Esse fenômeno influencia os padrões de circulação do ar e favorece a formação de instabilidades e tempestades.
"O vórtice ciclônico fica na parte mais alta da troposfera e consegue ser observado nas imagens de satélite como um padrão de ventos que gira no sentido horário, onde a gente tem o centro do vórtice com o ar mais frio e com o movimento descendente, ou seja, de cima para baixo. Nas bordas, a gente tem ar mais quente com o sentido ascendente, ou seja, de baixo para cima. É essa região das bordas do vórtice que provoca a formação de nuvens e de chuva, consequentemente", explica o meteorologista da Apac.
Já a ZCIT é uma faixa próxima à Linha do Equador onde os ventos alísios dos hemisférios Norte e Sul se encontram, o que força o ar quente a subir e gerar uma convecção, processo que resulta na formação de nuvens densas e precipitações frequentes.

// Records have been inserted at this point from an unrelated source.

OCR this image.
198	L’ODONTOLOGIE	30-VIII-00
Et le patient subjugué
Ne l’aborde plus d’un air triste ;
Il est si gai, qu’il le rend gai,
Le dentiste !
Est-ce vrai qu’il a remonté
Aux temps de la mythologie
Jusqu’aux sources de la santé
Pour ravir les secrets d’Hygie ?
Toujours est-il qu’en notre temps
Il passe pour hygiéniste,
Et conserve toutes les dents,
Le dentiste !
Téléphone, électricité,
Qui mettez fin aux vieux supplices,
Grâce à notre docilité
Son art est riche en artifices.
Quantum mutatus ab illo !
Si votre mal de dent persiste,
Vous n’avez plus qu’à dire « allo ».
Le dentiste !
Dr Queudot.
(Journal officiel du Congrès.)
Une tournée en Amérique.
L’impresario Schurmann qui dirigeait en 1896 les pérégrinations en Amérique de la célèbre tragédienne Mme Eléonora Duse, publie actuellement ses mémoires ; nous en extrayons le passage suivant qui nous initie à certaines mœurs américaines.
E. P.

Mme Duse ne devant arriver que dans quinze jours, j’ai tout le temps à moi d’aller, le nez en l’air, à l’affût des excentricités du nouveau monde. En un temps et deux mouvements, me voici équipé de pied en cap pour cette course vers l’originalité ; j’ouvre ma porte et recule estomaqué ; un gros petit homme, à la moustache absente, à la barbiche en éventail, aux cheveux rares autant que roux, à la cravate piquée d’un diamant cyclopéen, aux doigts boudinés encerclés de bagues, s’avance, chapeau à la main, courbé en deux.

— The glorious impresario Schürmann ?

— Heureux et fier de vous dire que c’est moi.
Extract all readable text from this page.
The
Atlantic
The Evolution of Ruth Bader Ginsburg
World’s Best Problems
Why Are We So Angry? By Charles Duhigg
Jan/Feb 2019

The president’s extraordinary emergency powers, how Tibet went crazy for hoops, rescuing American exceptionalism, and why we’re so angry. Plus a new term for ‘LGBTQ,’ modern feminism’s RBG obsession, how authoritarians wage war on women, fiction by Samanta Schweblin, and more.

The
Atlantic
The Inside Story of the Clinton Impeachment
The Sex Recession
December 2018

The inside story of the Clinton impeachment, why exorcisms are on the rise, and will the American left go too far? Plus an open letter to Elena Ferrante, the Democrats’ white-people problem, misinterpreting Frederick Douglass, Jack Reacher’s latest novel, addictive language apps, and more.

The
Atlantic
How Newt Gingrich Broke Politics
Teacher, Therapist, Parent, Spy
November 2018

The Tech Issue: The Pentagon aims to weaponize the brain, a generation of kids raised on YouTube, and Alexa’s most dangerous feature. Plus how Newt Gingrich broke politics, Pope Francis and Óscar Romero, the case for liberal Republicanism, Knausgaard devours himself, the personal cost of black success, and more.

"A borda do vórtice interagiu com a zona de convergência intertropical e fez com que chovesse em um dia mais do que esperado para o mês de fevereiro todo", completa Prestrêlo, destacando, ainda, que os vórtices são comuns no Estado, especialmente durante a primavera e o verão. "Registramos mais ou menos entre quatro e cinco vórtices em cada temporada".
Ainda sobre a associação do VCAN e da ZCIT na ocorrência das fortes chuvas, Fabiano Prestrêlo diz que é muito difícil que um fenômeno meteorológico atue sozinho sobre uma região. "Geralmente ele vai interagir com um ou outro sistema meteorológico, ou de uma escala menor ou de uma escala maior".
Além da atuação dos fenômenos meteorológicos, a maré cheia contribuiu para os transtornos, já que costumeiramente provocam alagamentos. "Esses três fatores juntos contribuíram para os alagamentos e a maioria dos transtornos que ocorreram", completa o meteorologista.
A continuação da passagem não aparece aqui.